3. Terms in Gest
3.1. Gesture
A gesture
is what Gest produces: an audio rate signal,
typically moving at low frequencies, and designed to be
used to modulate synthesizer parameters like an LFO or
envelope generator would.
3.2. Conductor
A conductor
is a phasor signal whose frequency
denotes beats in time. A phasor signal is a periodic
ramp generator going from 0 to 1 over a period of time.
While usually used in computer music to build table look-up
oscillators, phasors are used here as an external clock
signal for Gest. Each ramp period produced by the conductor
signal is interpretted as a beat.
3.3. Phrase
The phrase
is the core unit used in Gest. Gestures are
chunked together using phrases in sequence.
3.4. Ramp Tree
The underlying data structure in a phrase is known
as a Ramp Tree
. At the top of the tree, a fixed chunk
of time measured in beats is equally divided up by some
arbitary number.
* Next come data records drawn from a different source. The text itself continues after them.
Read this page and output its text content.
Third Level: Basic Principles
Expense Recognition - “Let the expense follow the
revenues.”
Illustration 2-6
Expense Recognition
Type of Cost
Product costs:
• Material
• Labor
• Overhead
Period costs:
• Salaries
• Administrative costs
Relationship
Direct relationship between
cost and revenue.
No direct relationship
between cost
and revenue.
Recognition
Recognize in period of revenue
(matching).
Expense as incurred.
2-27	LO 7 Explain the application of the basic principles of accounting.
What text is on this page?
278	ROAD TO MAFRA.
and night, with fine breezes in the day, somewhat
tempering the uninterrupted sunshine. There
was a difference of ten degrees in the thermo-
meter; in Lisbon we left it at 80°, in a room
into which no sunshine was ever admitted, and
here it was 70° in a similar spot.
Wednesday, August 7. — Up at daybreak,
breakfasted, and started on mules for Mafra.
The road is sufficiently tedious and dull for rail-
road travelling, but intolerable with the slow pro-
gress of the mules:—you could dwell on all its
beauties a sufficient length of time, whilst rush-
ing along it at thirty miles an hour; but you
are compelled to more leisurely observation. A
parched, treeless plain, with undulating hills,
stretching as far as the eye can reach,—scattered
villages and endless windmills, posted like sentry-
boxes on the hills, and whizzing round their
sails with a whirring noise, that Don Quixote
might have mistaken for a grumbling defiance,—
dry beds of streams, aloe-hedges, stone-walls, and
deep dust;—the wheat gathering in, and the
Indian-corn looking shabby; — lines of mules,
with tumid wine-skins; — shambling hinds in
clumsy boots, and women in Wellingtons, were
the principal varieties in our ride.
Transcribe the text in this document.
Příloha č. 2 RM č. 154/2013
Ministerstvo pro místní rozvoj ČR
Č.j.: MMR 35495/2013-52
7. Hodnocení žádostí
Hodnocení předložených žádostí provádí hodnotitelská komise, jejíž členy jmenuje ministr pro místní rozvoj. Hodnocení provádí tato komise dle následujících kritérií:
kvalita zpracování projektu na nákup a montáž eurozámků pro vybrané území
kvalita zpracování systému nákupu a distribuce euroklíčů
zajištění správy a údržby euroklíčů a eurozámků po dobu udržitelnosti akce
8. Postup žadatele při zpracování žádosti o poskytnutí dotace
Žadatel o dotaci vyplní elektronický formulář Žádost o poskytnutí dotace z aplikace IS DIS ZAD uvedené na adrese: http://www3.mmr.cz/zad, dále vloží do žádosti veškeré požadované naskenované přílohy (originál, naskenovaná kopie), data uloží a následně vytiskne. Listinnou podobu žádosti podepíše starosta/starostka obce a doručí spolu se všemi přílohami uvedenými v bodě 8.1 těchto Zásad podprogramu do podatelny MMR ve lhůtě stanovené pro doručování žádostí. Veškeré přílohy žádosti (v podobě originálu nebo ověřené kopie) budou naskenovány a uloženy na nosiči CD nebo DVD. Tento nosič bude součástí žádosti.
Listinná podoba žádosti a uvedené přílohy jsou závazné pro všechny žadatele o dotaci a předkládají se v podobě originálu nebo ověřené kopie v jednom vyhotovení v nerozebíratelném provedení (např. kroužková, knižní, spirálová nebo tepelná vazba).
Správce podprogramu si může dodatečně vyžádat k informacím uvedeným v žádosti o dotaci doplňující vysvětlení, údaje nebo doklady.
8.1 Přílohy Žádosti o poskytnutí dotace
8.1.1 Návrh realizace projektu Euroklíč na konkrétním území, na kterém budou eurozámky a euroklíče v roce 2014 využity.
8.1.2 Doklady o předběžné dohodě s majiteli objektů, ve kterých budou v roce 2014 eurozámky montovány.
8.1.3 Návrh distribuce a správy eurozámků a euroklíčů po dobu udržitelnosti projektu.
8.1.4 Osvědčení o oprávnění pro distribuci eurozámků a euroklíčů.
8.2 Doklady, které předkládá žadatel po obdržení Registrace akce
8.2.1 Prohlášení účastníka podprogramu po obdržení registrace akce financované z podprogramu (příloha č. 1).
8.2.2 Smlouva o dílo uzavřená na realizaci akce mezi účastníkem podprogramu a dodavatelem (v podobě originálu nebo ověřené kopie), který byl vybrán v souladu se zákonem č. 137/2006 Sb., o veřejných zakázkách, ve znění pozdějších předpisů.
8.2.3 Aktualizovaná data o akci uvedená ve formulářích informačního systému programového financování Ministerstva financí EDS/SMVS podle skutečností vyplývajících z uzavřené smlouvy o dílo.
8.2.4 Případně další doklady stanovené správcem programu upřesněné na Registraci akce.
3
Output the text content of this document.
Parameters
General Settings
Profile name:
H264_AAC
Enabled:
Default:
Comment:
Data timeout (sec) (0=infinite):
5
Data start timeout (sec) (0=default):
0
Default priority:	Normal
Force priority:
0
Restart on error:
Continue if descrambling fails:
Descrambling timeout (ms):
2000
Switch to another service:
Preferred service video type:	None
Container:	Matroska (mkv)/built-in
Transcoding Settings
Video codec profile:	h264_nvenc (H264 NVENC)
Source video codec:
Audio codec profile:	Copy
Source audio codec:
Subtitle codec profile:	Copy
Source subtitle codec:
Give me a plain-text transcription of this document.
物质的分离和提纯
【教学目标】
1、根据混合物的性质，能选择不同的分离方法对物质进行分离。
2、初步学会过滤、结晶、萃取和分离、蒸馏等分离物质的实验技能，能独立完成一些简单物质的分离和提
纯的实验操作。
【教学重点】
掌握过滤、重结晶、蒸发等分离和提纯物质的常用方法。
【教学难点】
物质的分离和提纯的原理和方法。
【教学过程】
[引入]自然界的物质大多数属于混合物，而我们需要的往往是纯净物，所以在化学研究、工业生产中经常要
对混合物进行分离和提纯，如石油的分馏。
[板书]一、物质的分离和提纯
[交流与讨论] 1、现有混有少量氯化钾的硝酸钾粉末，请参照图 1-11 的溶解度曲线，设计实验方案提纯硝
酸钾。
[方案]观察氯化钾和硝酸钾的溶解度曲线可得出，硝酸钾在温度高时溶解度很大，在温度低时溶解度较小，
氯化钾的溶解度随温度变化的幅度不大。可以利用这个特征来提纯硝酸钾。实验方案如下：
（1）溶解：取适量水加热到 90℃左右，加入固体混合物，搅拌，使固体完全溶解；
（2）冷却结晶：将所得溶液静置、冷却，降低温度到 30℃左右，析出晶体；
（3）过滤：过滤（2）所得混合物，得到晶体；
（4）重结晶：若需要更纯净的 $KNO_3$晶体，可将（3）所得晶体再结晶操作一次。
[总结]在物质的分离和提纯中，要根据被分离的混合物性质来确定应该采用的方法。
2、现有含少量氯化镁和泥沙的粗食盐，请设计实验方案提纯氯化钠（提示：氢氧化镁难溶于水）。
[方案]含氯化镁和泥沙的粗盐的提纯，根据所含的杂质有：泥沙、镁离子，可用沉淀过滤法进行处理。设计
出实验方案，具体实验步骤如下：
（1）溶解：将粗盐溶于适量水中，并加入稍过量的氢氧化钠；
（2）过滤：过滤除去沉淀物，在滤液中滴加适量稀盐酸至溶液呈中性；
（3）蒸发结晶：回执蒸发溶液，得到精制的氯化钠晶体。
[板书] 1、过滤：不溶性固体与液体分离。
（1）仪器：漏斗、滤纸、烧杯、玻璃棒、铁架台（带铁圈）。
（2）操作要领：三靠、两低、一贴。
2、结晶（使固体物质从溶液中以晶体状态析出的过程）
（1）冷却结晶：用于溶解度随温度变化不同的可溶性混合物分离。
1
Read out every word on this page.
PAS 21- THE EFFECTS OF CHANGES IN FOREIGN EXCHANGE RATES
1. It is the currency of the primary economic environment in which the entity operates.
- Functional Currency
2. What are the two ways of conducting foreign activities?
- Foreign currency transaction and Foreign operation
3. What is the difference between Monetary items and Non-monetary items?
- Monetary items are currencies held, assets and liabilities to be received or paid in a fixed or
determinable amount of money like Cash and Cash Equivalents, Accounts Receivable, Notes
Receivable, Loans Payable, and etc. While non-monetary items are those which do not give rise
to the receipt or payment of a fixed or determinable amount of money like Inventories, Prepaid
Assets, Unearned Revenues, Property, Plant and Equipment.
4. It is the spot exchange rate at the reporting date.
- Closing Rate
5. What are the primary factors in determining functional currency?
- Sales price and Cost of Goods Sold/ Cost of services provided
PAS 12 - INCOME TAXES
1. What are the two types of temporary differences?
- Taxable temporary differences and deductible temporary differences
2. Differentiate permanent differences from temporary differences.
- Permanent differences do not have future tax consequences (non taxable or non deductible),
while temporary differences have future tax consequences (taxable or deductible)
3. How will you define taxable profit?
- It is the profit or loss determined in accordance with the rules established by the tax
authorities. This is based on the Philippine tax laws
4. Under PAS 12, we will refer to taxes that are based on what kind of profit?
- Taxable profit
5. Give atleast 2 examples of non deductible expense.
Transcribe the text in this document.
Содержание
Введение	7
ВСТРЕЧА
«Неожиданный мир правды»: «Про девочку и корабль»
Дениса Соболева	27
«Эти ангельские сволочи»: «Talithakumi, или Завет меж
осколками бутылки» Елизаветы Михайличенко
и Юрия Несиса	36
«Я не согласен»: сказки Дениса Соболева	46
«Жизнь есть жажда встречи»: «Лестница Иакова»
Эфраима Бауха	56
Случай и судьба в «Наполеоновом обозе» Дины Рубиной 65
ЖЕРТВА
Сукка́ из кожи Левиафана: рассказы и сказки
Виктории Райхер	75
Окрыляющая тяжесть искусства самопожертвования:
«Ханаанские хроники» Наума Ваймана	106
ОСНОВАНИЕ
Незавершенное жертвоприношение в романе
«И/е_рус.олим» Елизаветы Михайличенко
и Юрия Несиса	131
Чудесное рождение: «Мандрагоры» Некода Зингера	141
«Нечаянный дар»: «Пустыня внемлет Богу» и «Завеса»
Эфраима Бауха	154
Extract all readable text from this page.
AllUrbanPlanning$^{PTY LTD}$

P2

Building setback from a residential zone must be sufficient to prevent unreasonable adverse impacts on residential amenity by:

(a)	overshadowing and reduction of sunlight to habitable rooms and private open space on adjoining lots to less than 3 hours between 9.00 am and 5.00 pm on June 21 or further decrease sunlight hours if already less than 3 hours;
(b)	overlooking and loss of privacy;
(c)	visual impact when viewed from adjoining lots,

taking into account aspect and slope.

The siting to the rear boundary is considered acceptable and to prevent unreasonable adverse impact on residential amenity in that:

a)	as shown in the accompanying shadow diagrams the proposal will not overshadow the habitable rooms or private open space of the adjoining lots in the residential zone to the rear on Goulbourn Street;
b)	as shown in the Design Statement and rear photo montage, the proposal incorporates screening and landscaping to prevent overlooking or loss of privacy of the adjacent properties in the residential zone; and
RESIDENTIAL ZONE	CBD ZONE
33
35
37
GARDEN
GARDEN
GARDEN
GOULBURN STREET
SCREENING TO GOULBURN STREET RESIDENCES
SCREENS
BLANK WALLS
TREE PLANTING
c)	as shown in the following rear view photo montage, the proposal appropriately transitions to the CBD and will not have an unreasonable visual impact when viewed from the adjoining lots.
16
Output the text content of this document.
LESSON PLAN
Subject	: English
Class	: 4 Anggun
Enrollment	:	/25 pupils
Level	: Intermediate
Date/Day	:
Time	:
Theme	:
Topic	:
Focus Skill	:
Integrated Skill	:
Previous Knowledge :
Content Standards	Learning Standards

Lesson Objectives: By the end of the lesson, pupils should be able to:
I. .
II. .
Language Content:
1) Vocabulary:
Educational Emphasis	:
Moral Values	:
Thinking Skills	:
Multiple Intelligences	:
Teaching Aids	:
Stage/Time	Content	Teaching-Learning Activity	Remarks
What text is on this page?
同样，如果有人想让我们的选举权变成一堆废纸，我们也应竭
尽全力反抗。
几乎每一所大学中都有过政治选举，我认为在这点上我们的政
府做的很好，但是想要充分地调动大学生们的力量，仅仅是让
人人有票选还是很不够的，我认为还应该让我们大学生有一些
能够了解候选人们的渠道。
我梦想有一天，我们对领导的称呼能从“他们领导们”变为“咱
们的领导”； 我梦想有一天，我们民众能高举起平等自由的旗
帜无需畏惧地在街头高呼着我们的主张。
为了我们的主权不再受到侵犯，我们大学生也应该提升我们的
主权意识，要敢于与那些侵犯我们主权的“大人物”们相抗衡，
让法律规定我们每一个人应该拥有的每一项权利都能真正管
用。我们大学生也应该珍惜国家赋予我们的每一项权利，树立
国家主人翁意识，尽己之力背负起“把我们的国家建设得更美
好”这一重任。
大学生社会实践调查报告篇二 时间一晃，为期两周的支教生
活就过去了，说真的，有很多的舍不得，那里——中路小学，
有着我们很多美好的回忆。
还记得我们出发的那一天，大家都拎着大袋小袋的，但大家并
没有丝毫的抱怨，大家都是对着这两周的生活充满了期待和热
From there, the beats can be iteratively
subdivided and glued back together using operations known
as polyramps
and monoramps
to form a rhythmic structure.
This tree structure is then scaled in a way to form a
continuous line segment.
3.4.1. Polyramps
The polyramp
operation takes a single ramp and equally
subdivides it into smaller ramps.
3.4.2. Monoramps
The monoramp
operation takes two or more consecutive ramps
and glues them back together to form one ramp. From there,
they can be divided up again into smaller ramps using a
polyramp.
3.5. Targets
A target
can be thought of as a breakpoint in a line
segment. When a Ramp Tree is populated for a phrase,
the leaf nodes at the bottom of the tree are capped off
with targets. When the gesture runs, the Ramp Tree is scaled
using these targets.
3.6. Behaviors
A behavior
determines the way one target gets to another
target. For example, linear behavior draws a straight line
between the targets. Exponential is an exponential line.
A step just returns the current target.
3.7. Temporal Weight
temporal weight
refers to the concept that targets can
create tempo fluctations in the conductor signal, and
can be used as a means to compress and expand rhythmic
phrasing for a lyrical gesture. There are two main
components to temporal weight: mass and inertia. Mass
refers to how fast or slow the tempo becomes, and inertia
refers to the rate at which something responds.